February 16, 1977

Public Ownership Of Gas No Longer Unthinkable

NOTE: The following column was published in January 1975 and is reprinted to illustrate that the present energy shortage was known long ago by public and private officials.  My observations then seem just as pertinent today.

Given the right circumstances, the unthinkable becomes realistic.

Columbia Gas Company of Ohio has announced that the supply of natural gas will be cut in half to industrial users and that a complete shutoff is a possibility within five to ten years.

Suddenly, the prospect of public ownership of the gas industry - to be followed by oil, coal and electric - seems not only possible but, to many, even desirable.

James G.  McKee, Columbia board chairman, said recently that gas shortages will get worse unless the Federal Power Commission lifts controls of wellhead prices.

He said substantially higher prices are needed by the gas producers in order to boost profits to a point that exploration of new fields will be feasible.

McKee points out that his company is only a local distributor of natural gas.  Production in Texas is controlled by an independent company, and distribution by pipeline is by still a third firm.

As a result of political suppression of interstate gas rates by FPC, says McKee, the Texas producers can sell their highly efficient fuel within their own state for $1.45 to $1.90 per thousand cubic feet.  The federal rate allows only 50 cents per thousand cubic feet delivered in Ohio.

Even the village idiot can figure out why, all at once, there is a gas shortage in Ohio.

Also, it doesn't take a high degree of perceptiveness to foresee a consumer-oriented, politically-motivated backlash developing as a consequence.

When Governor James Rhodes was inaugurated last week he emphasized that Ohio had gas and coal underground.  "We're going to get it out of the ground and let industry burn it to make jobs and let homeowners burn it to keep warm," said Rhodes.  "We're not going to let the big gas companies gouge Ohio citizens."

Rhodes said the state would help develop methods of removing sulfur pollutants from the coal, but the tone of his voice indicated he wasn't going to let environmentalists stand in the way.

It is interesting to note that the tone was not lost on State Senator Oliver Ocasek, now leader of the majority Democrats in the Ohio Assembly and an opponent of strip mines.  "He (Rhodes) just declared war," muttered Ocasek to William Blair, director of Ohio Environmental Protection Agency, as they left the inauguration platform.  

Blair told me later that no governor can ignore environmental safeguards built into EPA laws.  He admitted, however, that a determined administrator still has a lot of leeway in getting action.

As unemployment rises and the temperature drops, the prospect of discharging sulfur into the air no longer is unthinkable.

It, too, will be readily embraced as a way of life when life depends upon it.

Ohio has a 300-year supply of coal available.  There is no likelihood of our freezing to death in poverty when salvation exists in a strip-miner's bucket.

The present gas crisis smells.

It has all the characteristics of power play by the gas producers.
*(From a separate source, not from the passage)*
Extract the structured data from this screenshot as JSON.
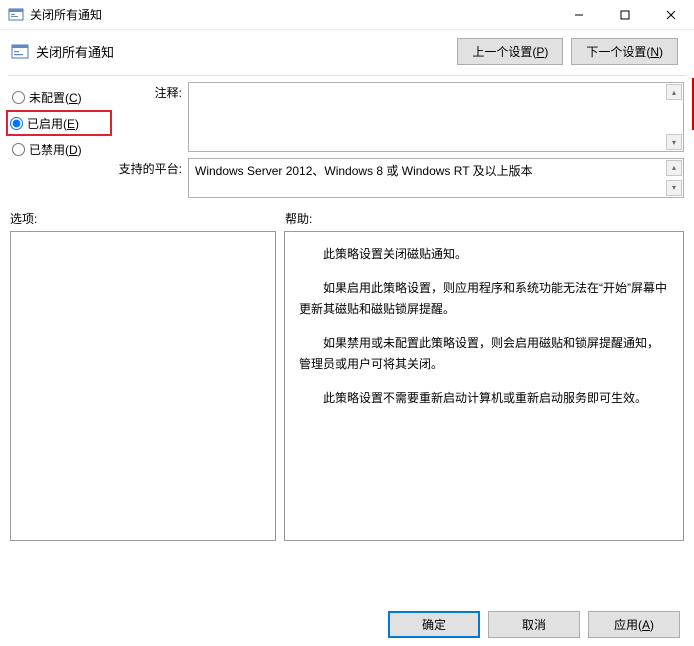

Ohio industry dependant upon gas is in near panic.  The spectre of bankruptcy is frightening.

A permanent energy shortage eventually might concentrate industry - and jobs -into Texas, Oklahoma and California where the U.S. supply of gas and oil is located.

The economic impact of a relocation of manufacturing facilities in a small area in just a few years would be catastrophic.

The alternative, of course, is government control of the gas and oil industry.  Federal intervention would be swift.  President Harry Truman waited only 60 days to take over the rail roads when a nationwide strike imperiled the national economy.

No U.S. president would wait even that long, in the event of a gas cut off to the populous northern areas.

In my opinion, Congress will not take the present gas reduction quietly.  Before this winter is over we can be sure that our representatives will be turning the screws on the gas producers.  The first thing to go probably will be the depletion tax credit, and this will make matters worse.

If the gas producers are smart they will ease up their strangle hold on Ohio.

It is true that the government has held down the price of gas for political reasons.  It is popular to order cheap, clean fuel.

But this has been a dream world.  Why bother with bulky, dirty coal when gas is so cheap?  We have lived like there was no tomorrow.

With coal outlawed, and the Arabs driving up the cost of oil to astronomical levels, the gas producers think they now have the economic power to force Congress to redress the balance.

I say that Congress and the gas companies are playing a dangerous game of brinkmanship.

We may find out which is the stronger, but perish in the revelation.

For everyone's sake it is time to back away from the brink.  Congress must allow gas to rise to a more realistic price level, and the producers must be satisfied with profits more modest than that of competitive industry.

The alternative is public ownership, and that really spells disaster.  It would be the first step to inevitable regimentation of all aspects a of life - a la the Soviet Union and the People's Republic of China.

Better we should re-think the problem.